According to glutsolidcylinder(3) - Linux man page:

glutSolidCylinder() draws a shaded cylinder, the center of whose base is at the origin and whose axis is along the positive z axis.

Hence, you have to prepare the transformations respectively:

• move the center of cylinder to origin (that's (a + b) / 2)
• rotate that axis of cylinder (that's b - a) becomes z-axis.

The usage of glRotatef() seems to be mis-understood, also:

• 1st value is angle of rotation, in degrees
• 2nd, 3rd, and 4th value are x, y, z of rotation axis.

This would result in:

// center of cylinder
const btVector3 c = 0.5 * (a + b);
// axis of cylinder
const btVector3 axis = b - a;
// determine angle between axis of cylinder and z-axis
const btVector3 zAxis(0.0, 0.0, 1.0);
const btScalar angle = zAxis.angle(axis);
// determine rotation axis to turn axis of cylinder to z-axis
const btVector3 axisT = zAxis.cross(axis).normalize();
// do transformations
glTranslatef(c.x(), c.y(), c.z());
if (axisT.norm() > 1E-6) { // skip this if axis and z-axis are parallel
  const GLfloat radToDeg = 180.0f / 3.141593f; 
  glRotatef(angle * radToDeg, axisT.x(), axisT.y(), axisT.z());
}
glutSolidCylinder(0.1, axis.length(), 20, 20);

I wrote this code out of mind (using the doc. of btVector3 which I've never used before). Thus, please, take this with a grain of salt. (Debugging might be necessary.)

So, please, keep the following in mind:

1. The doc. does not mention whether btVector3::angle() returns angle in degree or radians – I assumed radians.

2. When writing such code, I often accidentally flip things (e.g. rotation into opposite direction). Such things, I usually fix in debugging, and this is probably necessary for the above sample code.

3. If (b - a) is already along positive or negative z-axis, then (b - a) × (0, 0, 1) will yield a 0-vector. Unfortunately, the doc. of btVector3::normalize() does not mention what happens when applied to a 0-vector. If an exception is thrown in this case, extra checks have to be added, of course.

Your rotate doesn't do anything since you rotate 0 degrees.
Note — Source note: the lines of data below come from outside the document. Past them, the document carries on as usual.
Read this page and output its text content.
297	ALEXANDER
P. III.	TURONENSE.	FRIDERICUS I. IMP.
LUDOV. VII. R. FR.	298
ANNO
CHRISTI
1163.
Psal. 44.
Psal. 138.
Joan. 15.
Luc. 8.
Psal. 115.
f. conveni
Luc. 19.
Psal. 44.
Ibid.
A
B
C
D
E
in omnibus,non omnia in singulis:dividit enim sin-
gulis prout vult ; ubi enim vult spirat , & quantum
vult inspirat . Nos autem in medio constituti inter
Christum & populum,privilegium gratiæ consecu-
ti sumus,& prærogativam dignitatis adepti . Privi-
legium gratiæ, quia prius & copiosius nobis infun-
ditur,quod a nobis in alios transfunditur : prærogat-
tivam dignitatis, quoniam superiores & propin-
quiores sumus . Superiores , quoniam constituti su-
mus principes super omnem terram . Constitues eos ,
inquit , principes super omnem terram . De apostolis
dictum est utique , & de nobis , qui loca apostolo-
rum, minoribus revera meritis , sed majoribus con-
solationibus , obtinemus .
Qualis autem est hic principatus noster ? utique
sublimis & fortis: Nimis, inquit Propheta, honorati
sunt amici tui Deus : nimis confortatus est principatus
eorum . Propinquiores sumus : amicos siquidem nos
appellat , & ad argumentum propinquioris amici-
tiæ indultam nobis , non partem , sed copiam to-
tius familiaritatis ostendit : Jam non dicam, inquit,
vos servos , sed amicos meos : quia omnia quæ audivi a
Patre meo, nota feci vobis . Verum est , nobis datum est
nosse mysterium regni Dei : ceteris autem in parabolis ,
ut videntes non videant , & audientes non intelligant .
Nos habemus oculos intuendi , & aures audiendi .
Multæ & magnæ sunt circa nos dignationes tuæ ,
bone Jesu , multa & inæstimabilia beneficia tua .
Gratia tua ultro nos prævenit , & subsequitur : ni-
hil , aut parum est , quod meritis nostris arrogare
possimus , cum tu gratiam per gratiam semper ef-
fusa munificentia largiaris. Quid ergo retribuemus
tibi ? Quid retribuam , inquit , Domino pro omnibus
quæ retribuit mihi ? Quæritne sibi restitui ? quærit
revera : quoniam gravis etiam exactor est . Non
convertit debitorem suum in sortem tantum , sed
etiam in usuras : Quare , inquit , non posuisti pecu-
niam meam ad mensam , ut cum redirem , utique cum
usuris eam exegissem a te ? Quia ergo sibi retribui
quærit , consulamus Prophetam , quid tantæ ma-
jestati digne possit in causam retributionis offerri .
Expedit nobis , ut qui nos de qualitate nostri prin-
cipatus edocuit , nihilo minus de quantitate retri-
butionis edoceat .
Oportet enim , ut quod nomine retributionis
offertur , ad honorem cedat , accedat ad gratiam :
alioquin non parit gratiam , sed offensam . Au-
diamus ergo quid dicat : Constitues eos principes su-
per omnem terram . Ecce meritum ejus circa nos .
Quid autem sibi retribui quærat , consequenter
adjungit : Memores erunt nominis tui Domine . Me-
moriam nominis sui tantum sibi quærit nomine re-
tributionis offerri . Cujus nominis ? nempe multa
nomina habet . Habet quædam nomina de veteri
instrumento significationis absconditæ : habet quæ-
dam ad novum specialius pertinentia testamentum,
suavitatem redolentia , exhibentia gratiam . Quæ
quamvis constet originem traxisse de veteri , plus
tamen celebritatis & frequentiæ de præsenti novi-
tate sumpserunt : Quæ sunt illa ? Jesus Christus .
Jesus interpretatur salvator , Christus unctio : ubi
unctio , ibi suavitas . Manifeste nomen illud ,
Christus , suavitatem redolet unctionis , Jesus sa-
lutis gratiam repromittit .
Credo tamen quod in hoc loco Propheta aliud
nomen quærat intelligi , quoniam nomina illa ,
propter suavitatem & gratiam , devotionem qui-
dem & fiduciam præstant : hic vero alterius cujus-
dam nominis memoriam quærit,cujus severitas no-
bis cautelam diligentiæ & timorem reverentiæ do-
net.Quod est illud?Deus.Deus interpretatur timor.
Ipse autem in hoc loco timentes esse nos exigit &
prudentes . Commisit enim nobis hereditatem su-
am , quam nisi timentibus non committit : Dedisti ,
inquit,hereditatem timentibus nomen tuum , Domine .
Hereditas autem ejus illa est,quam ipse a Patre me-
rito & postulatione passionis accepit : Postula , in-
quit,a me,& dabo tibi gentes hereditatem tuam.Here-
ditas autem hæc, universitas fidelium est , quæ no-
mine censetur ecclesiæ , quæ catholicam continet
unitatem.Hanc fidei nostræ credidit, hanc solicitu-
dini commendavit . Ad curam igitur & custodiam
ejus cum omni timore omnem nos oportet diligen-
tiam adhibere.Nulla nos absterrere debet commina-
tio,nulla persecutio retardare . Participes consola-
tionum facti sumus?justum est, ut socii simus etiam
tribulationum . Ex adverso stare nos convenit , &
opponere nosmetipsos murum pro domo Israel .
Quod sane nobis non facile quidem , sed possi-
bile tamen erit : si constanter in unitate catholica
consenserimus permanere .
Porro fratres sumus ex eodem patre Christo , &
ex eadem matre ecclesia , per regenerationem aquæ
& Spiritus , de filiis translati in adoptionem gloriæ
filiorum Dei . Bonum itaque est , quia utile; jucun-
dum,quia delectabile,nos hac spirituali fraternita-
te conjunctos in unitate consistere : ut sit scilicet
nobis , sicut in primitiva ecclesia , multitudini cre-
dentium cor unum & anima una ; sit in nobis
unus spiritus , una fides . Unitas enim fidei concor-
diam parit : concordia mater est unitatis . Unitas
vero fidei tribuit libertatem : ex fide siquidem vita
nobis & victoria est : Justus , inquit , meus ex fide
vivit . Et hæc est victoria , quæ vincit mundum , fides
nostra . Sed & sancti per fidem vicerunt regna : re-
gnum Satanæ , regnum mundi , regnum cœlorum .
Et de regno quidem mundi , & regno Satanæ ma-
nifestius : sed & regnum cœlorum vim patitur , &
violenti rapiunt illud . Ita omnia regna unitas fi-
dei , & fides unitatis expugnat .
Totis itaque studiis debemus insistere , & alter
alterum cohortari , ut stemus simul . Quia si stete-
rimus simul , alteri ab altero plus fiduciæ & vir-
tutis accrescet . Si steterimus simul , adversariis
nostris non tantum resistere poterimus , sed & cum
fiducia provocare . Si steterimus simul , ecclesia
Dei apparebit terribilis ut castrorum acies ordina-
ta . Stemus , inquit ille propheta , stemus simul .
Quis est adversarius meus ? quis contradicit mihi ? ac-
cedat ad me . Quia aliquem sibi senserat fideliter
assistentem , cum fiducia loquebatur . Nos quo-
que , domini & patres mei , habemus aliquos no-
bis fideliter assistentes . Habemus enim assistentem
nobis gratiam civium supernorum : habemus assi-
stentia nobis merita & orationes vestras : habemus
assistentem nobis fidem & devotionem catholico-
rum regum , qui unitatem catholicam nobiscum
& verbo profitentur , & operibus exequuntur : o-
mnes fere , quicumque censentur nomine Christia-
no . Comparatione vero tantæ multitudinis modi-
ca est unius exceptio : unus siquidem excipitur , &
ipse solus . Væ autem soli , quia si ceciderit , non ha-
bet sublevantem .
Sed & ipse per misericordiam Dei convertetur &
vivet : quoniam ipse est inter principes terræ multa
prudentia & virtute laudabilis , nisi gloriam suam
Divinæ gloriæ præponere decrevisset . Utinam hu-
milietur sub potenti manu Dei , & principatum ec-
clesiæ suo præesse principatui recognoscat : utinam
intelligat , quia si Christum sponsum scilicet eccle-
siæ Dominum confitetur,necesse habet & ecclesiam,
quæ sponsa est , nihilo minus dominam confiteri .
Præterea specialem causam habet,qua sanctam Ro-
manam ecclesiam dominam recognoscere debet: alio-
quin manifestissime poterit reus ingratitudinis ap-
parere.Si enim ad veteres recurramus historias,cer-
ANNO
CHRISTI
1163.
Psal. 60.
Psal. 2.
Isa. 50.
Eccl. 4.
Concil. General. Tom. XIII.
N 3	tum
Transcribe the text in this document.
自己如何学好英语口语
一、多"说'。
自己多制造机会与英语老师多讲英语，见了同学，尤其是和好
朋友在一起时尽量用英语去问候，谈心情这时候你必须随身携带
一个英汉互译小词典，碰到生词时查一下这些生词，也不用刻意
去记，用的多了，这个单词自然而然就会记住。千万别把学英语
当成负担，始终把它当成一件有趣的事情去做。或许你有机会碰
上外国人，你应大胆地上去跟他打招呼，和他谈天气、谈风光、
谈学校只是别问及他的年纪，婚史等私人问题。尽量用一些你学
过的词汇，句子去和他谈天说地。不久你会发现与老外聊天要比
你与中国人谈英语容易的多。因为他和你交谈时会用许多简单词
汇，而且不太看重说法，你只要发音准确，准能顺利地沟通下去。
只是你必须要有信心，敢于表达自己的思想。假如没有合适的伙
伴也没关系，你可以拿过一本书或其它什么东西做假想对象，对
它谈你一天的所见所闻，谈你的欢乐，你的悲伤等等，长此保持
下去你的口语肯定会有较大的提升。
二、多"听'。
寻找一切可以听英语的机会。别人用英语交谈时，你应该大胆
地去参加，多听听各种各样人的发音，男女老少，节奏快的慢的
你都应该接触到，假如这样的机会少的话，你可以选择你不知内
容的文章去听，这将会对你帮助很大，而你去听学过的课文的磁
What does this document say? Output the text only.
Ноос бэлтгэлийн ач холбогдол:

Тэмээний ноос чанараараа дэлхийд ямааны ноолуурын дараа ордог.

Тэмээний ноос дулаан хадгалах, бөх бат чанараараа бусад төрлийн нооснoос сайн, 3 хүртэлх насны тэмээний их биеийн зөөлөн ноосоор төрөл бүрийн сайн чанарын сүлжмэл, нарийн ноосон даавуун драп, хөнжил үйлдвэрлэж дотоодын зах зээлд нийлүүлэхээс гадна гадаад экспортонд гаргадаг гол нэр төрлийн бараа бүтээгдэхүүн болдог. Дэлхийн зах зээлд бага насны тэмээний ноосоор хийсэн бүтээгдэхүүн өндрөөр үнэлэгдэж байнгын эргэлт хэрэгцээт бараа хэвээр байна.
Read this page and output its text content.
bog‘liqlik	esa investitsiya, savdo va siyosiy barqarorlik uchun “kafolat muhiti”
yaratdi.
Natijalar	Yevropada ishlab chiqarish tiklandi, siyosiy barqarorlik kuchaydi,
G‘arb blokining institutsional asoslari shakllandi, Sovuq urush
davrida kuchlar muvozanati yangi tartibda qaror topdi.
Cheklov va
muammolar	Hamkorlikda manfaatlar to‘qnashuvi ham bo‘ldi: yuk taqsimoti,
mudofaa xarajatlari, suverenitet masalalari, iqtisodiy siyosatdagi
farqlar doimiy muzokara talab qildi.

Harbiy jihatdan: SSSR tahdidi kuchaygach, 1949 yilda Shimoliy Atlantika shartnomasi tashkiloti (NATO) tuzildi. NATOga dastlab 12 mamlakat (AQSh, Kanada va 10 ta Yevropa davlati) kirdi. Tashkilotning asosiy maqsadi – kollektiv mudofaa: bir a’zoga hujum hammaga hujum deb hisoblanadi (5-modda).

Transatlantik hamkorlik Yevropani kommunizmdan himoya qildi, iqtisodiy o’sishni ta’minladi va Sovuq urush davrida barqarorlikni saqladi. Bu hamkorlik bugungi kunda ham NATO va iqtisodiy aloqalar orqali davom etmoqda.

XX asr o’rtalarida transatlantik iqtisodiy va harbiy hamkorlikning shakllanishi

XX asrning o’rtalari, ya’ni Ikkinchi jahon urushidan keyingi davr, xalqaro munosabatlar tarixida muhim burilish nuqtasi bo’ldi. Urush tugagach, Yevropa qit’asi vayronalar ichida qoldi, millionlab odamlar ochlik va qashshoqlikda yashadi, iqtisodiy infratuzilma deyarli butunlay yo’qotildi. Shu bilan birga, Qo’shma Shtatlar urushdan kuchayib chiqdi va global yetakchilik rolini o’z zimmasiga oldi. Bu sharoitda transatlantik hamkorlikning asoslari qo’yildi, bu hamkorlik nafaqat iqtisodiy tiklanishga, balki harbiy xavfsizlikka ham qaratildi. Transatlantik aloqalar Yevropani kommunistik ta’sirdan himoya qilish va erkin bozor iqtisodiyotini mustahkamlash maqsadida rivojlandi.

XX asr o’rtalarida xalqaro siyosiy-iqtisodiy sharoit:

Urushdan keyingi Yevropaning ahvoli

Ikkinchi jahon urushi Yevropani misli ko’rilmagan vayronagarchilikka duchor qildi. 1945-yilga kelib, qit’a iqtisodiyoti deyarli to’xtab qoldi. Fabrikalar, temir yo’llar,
You want the axiz z to point towards b. To do that you need to compute the angle between the z axis (0,0,1) and norm(b - a) (that is arccos(z dot norm(b - a))) and you need to rotate that amount around the cross product between z axis and b - a. Your vector library should have these methods(dot and cross product) already implemented.

norm(x) is the normalized version of x, the one with length 1.